Iskwew (femme crie), poète, conteuse et éducatrice, Keri Cheechoo est fière maman de cinq enfants, kookum (grand-mère) de deux petits-enfants, et fille de survivants des pensionnats indiens. C’est aussi une pionnière qui doit son succès à sa résistance et à sa persévérance.
Keri Cheechoo a récemment obtenu son doctorat en éducation de l’Université d’Ottawa; sa thèse – qui explorait certaines « ombres et nuances de la violence » qu’ont vécue les femmes autochtones vivant dans l’État-nation appelé Canada – a été récompensée par la Société canadienne pour l’étude de l’éducation.

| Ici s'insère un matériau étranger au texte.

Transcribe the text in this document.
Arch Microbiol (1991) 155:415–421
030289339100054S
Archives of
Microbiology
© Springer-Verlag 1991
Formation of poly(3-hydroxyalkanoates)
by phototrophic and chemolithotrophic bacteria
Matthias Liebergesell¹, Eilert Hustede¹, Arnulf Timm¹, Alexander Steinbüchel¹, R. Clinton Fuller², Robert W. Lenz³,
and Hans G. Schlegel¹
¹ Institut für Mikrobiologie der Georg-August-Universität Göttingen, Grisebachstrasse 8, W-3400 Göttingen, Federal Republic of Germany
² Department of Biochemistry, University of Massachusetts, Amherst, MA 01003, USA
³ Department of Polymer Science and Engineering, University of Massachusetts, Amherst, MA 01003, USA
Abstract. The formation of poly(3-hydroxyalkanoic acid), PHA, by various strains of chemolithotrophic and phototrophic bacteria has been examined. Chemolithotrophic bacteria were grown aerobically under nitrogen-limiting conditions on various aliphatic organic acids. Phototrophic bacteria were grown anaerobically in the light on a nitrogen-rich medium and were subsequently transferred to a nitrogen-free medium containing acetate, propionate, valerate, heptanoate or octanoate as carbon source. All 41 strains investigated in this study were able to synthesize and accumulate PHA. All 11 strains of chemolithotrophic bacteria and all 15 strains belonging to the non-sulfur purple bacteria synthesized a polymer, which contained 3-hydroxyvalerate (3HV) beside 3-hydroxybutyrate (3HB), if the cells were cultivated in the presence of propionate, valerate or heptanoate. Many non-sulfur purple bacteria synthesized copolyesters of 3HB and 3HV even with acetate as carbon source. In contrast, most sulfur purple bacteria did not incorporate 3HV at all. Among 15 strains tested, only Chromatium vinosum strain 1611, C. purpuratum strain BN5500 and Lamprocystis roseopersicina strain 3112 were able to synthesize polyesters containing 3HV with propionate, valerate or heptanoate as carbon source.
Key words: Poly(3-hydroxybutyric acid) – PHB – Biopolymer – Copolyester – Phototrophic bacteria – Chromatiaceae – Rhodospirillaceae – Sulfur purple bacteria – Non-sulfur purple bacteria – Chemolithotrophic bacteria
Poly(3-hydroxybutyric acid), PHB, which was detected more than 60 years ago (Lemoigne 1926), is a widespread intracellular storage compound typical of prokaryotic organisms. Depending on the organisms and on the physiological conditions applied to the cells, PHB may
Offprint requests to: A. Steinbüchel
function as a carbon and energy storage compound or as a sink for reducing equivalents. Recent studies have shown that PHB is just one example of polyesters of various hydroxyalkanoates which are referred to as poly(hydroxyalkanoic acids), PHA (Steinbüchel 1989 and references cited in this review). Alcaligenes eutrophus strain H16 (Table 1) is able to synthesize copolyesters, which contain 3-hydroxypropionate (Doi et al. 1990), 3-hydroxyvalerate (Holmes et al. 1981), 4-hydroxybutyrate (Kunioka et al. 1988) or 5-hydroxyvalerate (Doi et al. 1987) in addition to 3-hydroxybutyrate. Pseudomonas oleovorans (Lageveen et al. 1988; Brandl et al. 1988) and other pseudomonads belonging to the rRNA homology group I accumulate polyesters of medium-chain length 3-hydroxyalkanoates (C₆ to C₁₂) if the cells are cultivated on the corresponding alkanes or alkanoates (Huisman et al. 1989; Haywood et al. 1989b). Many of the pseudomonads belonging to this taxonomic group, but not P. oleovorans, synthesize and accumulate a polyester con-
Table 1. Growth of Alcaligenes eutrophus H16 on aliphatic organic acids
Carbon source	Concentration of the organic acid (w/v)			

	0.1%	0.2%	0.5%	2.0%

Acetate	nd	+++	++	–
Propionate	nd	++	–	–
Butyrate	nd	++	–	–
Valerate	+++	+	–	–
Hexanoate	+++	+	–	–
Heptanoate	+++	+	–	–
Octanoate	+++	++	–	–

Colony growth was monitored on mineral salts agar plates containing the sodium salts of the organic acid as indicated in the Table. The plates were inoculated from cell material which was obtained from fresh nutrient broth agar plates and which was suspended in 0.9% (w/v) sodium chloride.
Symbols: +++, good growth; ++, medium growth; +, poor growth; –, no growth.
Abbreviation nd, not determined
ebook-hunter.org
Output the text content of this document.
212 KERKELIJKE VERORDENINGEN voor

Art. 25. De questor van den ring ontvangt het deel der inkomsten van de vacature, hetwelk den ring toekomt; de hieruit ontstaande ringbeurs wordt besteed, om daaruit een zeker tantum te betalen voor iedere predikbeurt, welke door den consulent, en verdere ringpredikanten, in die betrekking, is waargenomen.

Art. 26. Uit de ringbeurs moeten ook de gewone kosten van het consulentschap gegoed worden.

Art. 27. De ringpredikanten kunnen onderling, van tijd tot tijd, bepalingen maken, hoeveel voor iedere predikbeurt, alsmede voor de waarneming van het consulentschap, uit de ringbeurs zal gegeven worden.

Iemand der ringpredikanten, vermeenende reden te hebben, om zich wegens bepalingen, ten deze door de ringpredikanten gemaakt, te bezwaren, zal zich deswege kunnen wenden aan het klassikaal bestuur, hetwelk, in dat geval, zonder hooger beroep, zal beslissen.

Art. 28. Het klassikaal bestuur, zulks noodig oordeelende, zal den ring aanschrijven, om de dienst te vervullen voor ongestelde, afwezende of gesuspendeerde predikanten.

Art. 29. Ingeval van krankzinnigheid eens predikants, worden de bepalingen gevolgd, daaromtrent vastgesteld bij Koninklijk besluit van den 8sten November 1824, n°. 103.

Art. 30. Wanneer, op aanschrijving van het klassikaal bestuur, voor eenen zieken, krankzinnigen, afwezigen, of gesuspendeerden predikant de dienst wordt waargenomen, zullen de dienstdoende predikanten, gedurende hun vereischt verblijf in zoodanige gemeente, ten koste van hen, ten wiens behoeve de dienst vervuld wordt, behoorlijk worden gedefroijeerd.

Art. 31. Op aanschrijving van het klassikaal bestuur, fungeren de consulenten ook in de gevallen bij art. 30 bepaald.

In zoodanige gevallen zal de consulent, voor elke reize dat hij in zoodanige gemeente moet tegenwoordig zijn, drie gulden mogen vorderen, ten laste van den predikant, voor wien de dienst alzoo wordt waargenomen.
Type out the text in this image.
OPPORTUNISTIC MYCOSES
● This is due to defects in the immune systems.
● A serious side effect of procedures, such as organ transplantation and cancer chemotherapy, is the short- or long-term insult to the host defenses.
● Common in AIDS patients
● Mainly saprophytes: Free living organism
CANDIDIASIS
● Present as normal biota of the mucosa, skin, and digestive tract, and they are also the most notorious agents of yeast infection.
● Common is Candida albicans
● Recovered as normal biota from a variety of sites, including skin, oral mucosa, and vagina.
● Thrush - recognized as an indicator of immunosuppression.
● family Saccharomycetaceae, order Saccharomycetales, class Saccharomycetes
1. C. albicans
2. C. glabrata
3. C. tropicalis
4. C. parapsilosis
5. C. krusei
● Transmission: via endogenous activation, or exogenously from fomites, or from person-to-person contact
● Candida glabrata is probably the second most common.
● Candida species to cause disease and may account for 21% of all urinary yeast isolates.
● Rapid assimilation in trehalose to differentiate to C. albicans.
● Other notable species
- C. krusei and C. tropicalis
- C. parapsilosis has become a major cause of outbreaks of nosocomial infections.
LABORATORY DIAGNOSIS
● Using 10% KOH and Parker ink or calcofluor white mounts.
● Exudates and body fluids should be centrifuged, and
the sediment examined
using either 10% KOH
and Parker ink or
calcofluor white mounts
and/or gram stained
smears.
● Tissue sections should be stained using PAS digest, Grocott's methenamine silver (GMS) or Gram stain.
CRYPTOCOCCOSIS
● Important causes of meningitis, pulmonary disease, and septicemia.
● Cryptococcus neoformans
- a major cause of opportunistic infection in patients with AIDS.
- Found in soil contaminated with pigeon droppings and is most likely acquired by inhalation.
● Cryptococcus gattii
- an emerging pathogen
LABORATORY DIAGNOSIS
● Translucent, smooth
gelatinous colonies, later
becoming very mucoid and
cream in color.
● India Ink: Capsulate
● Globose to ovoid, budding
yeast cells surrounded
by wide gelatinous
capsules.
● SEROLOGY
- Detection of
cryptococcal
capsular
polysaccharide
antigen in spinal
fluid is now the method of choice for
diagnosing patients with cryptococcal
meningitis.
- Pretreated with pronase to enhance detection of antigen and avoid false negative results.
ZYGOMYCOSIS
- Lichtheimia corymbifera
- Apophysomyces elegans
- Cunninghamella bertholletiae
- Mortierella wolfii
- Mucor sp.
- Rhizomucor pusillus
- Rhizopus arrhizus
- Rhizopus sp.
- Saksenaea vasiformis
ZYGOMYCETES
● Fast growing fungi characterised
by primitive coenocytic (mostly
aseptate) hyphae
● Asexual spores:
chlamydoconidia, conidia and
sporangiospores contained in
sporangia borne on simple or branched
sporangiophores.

Dans le cadre de ses études doctorales, elle a adhéré au principe de relationalité éthique pour recueillir les histoires dont lui ont gracieusement fait part des femmes autochtones victimes de violences génésiques, y compris de stérilisations forcées, en Ontario et au Québec.
« Pendant trois ou quatre générations, les femmes se disaient entre elles d’obéir au médecin, parce qu’il représentait “l’autorité” », explique Keri Cheechoo. « Ça a eu des échos de génération en génération. Ma recherche a pour but d’aménager un espace pour le récit de ces histoires déshumanisantes sur la violence génésique. »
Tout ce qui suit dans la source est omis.